Young, Sasse Bill to Upgrade Dated Unemployment Insurance Systems During Coronavirus
On average, State unemployment insurance systems are 28 years old.
WASHINGTON – U.S. Senators Todd Young (R-Ind.) and Ben Sasse (R-Neb.) today introduced the Unemployment Insurance Systems Modernization Act, legislation that would upgrade antiquated state unemployment insurance (UI) systems to more quickly respond to future emergencies, like the coronavirus pandemic. The pandemic has demonstrated a clear need to modernize states’ UI system technology.
“Millions of Americans have filed claims for unemployment insurance as a result of the coronavirus pandemic. However, due to the age and rigidity of state UI systems, it took many states at least a month to update their systems and process unemployment benefits,” said Senator Young. “It’s time to upgrade these decades-old UI systems to quickly process these benefits, allow for more flexible responses to emergencies, and enable the data-sharing needed to reduce fraud in the UI program.”

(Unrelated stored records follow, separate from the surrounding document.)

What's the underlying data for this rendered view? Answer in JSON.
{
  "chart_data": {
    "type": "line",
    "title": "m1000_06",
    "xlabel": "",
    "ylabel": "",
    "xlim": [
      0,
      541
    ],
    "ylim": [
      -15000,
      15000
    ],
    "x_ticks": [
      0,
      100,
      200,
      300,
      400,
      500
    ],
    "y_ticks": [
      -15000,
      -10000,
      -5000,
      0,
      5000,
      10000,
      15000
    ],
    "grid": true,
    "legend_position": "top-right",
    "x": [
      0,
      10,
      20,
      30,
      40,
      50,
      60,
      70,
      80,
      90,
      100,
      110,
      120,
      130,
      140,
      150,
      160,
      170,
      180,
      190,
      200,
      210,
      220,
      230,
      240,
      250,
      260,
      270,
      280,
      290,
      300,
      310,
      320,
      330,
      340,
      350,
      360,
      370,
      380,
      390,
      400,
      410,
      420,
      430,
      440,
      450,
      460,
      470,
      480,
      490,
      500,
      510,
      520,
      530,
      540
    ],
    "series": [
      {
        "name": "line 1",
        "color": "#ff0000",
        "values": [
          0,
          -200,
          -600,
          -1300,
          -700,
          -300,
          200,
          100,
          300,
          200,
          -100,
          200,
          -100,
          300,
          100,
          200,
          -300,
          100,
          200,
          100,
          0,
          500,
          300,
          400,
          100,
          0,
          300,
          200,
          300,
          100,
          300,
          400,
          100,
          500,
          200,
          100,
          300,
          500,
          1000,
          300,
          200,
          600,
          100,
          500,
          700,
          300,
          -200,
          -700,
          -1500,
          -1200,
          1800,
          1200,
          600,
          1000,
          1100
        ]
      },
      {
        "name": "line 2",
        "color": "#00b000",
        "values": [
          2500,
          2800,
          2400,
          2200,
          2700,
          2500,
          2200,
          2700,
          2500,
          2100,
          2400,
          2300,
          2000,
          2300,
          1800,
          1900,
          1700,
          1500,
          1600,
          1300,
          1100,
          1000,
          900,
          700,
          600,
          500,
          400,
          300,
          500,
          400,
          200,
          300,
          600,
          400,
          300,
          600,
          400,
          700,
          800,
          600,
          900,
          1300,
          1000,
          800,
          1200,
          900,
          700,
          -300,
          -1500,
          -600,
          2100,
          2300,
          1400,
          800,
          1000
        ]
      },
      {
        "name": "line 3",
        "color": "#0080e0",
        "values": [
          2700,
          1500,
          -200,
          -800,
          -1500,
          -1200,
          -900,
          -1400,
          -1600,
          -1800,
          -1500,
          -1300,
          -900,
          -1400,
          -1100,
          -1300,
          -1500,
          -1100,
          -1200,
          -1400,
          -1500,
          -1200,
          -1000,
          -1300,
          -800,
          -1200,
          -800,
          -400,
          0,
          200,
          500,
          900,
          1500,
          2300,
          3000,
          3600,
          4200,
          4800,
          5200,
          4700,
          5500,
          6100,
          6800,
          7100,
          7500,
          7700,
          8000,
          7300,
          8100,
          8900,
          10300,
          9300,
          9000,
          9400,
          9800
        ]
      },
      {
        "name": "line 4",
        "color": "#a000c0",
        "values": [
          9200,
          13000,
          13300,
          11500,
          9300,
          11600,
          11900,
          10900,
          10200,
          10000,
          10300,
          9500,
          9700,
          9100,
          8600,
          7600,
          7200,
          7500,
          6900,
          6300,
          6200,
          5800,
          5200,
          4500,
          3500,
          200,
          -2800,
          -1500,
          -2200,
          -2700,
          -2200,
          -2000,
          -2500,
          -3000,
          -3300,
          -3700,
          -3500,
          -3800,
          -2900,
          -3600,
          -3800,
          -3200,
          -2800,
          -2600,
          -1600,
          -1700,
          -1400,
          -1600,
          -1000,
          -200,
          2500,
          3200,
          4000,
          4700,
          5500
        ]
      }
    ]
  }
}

“This pandemic has shown that too many unemployment insurance systems are old and out of date. We need to bring these brittle systems into the 21st century so we can quickly and responsibly target aid to those who need it most,” said Senator Sasse.
U.S. Department of Labor Secretary Eugene Scalia recently stated that “one of the greatest challenges in the [Unemployment Insurance] system is the information technology infrastructure used by States to administer their programs.” State UI systems are, on average, 28 years old.
These antiquated systems are the primary reason why Congress was limited to a flat dollar amount increase for UI benefits in the CARES Act. This is also the reason why many states were delayed in delivering all of the CARES Act benefits. The legacy systems have also left the door open to fraud as some states have been scammed with millions of dollars in fraudulent claims.
The Unemployment Insurance Systems Modernization Act would require states to upgrade their state UI systems to be better prepared to handle a surge in claims, adjust wage replacement levels, be able to vary benefits over time, as well as automate a number of processes which are currently done manually in many states. It would also include a number of program integrity provisions that include requiring the use of the electronic system states use to detect and prevent fraud and those employers use to communicate with the state UI agency, and providing the Department of Labor with additional authority to hold states accountable for performance.